Dear Noson, It seems to me it's an oversimplification to say that categories can solve the Halting Problem. There's a logical principle involved. In your proof on p.23, the central step is that if H: ω -> 2 is a functor (where ω and 2 are the posets of natural numbers and {0,1}), then it has a colimit H': 1 -> 2. H(t) describes whether the computation has halted by step t. (By the way, you use ω_i, the indiscreet natural numbers, for the type of t. That's a typo, isn't it? Since 2 is antisymmetric, that would imply H is constant.) Does the colimit exist? That's not a fact of pure category theory, but a logical principle of "omniscience". If you go beyond classical logic (and category theory facilitates this) then the colimit might not exist. For example, it will not work in a topos. To find the colimit you will need to embed 2 in Ω, the poset on the subobject classifier. There you still have the classical objects 0 and 1 (false and true), but also intermediate objects corresponding to truth values of other propositions such as "this computation halts". This switch from 2 to Ω corresponds to relaxing decidability to semidecidability - and semidecidability of the halting problem is trivial. If my calculations are correct, you can see this in the topos of sheaves over the 1-point compactification of ω. This is the classifying topos for functors H, and the generic H has no colimit. An alternative way to understand this is what you see in denotational semantics. Here, when a map to 2 takes the value 0 ("bottom"), that is interpreted as meaning that the assignment of result to argument gets ensnared in a divergence. Regards, Steve.

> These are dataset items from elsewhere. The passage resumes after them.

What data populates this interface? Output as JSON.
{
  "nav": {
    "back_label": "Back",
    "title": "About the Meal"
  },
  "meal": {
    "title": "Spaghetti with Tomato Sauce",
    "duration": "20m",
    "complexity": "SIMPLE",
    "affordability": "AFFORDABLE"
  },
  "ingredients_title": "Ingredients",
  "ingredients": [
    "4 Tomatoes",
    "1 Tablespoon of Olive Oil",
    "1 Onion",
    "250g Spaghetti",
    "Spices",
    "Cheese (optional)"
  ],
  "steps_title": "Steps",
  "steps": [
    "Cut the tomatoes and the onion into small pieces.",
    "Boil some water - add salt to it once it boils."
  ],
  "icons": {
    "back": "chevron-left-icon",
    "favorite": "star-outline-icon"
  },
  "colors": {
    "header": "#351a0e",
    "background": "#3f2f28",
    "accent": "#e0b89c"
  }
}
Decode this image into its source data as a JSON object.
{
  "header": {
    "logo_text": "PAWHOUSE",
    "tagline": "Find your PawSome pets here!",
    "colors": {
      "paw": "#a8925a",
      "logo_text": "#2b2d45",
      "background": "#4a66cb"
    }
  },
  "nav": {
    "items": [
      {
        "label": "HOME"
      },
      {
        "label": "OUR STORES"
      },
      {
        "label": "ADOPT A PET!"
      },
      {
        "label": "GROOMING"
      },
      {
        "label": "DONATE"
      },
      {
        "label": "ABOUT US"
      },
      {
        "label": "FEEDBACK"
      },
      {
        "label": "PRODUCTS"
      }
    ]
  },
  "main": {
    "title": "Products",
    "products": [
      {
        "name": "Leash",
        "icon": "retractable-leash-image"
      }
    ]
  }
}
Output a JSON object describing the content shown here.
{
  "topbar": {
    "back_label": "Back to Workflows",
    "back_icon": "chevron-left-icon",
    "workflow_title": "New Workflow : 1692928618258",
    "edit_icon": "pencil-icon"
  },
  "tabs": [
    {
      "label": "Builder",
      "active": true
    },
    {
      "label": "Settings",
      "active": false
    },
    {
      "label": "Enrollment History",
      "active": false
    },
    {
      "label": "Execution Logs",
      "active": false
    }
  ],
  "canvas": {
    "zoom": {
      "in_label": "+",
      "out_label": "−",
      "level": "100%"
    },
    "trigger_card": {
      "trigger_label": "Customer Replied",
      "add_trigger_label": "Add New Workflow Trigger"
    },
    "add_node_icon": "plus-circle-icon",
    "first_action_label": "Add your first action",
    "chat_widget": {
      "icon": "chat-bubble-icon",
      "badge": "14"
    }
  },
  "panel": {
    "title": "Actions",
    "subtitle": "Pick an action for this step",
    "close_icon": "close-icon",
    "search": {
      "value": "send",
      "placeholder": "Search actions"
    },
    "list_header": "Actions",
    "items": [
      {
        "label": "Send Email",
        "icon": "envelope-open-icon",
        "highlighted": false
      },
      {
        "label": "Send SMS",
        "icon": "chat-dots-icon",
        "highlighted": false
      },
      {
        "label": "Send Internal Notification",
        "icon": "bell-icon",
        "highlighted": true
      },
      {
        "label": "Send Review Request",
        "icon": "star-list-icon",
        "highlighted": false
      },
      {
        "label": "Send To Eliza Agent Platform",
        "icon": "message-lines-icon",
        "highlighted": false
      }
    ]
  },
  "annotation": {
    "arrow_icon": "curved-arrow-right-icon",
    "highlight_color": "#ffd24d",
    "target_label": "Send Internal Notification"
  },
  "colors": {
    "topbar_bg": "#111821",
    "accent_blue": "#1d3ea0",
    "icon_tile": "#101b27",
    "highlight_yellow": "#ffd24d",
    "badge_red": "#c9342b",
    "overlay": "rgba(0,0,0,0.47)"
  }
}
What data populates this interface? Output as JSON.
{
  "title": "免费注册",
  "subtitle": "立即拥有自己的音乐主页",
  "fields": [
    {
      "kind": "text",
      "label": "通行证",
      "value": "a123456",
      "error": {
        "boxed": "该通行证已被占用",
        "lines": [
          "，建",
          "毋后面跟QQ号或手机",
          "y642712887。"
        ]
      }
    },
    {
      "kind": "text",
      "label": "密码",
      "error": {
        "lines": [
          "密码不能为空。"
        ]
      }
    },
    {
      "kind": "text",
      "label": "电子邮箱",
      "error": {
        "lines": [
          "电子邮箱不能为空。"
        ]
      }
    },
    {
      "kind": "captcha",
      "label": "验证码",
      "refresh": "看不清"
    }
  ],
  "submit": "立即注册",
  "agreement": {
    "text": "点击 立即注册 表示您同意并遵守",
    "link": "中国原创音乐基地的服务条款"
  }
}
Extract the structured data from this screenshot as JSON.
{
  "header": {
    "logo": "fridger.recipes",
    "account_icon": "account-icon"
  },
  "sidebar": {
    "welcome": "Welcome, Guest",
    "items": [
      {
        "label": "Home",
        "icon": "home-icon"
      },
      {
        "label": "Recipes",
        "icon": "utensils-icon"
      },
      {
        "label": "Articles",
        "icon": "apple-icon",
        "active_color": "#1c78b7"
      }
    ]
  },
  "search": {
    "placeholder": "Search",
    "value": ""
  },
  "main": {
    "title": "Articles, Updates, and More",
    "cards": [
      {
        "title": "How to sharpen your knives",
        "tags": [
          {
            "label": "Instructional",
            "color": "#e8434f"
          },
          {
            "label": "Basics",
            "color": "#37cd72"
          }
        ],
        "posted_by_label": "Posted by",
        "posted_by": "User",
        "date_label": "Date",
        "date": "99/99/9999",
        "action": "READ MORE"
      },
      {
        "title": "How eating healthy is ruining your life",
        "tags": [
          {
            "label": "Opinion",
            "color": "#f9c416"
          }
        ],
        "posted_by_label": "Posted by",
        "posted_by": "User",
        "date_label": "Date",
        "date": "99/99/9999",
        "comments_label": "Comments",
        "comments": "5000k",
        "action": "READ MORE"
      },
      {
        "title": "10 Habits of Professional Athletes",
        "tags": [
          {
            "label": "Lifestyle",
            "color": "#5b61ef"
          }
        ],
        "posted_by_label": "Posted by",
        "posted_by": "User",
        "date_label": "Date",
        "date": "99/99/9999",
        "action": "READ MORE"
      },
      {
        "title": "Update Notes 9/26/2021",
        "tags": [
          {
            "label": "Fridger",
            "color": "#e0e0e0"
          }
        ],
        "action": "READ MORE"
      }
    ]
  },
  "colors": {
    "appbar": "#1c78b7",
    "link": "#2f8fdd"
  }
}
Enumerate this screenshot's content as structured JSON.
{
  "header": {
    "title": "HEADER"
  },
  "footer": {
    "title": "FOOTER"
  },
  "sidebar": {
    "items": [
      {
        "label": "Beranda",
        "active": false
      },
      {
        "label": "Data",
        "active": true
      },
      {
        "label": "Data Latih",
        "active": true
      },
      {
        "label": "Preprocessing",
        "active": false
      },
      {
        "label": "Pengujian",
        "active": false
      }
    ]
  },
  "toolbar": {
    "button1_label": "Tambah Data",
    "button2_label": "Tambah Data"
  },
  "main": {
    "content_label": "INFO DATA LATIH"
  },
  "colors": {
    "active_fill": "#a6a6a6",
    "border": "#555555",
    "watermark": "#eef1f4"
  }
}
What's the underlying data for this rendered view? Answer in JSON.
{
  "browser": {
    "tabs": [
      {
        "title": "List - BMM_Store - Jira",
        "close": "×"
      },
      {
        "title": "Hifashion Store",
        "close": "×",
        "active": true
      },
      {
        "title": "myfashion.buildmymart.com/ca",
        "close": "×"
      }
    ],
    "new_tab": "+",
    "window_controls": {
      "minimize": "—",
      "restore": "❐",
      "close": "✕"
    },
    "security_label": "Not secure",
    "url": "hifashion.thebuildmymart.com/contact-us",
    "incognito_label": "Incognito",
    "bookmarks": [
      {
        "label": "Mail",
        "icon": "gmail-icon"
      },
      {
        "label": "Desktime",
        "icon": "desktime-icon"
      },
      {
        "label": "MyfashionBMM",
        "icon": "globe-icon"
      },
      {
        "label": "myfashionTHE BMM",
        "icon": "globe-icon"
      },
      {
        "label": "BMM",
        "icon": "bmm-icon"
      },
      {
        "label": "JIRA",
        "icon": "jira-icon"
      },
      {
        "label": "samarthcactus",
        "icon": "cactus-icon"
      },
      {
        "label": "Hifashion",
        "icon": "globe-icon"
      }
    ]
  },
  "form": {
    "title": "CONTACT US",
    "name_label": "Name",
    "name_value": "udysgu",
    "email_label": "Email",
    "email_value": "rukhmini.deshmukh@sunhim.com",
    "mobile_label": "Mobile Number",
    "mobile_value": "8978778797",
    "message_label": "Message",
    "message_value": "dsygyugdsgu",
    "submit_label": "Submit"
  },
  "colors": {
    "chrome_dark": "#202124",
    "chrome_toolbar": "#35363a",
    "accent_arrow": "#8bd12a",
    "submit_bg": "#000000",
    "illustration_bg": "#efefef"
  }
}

On 18 Sep 2015, at 16:30, Noson S. Yanofsky <noson@sci.brooklyn.cuny.edu> wrote:
Dear Category Theorists,
I recently uploaded a new paper to the arxiv.
http://arxiv.org/abs/1507.05305
Title: Computability and Complexity of Categorical Structures
Author: Noson S. Yanofsky
Abstract: We examine various categorical structures that can and cannot be constructed. We show that total computable functions can be mimicked by constructible functors. More generally, whatever can be done by a Turing machine can be constructed by categories. Since there are infinitary constructions in category theory, it is shown that category theory is strictly more powerful than Turing machines. In particular, categories can solve the Halting Problem for Turing machines. We also show that categories can solve any problem in the arithmetic hierarchy.
I am very interested in any criticisms and comments.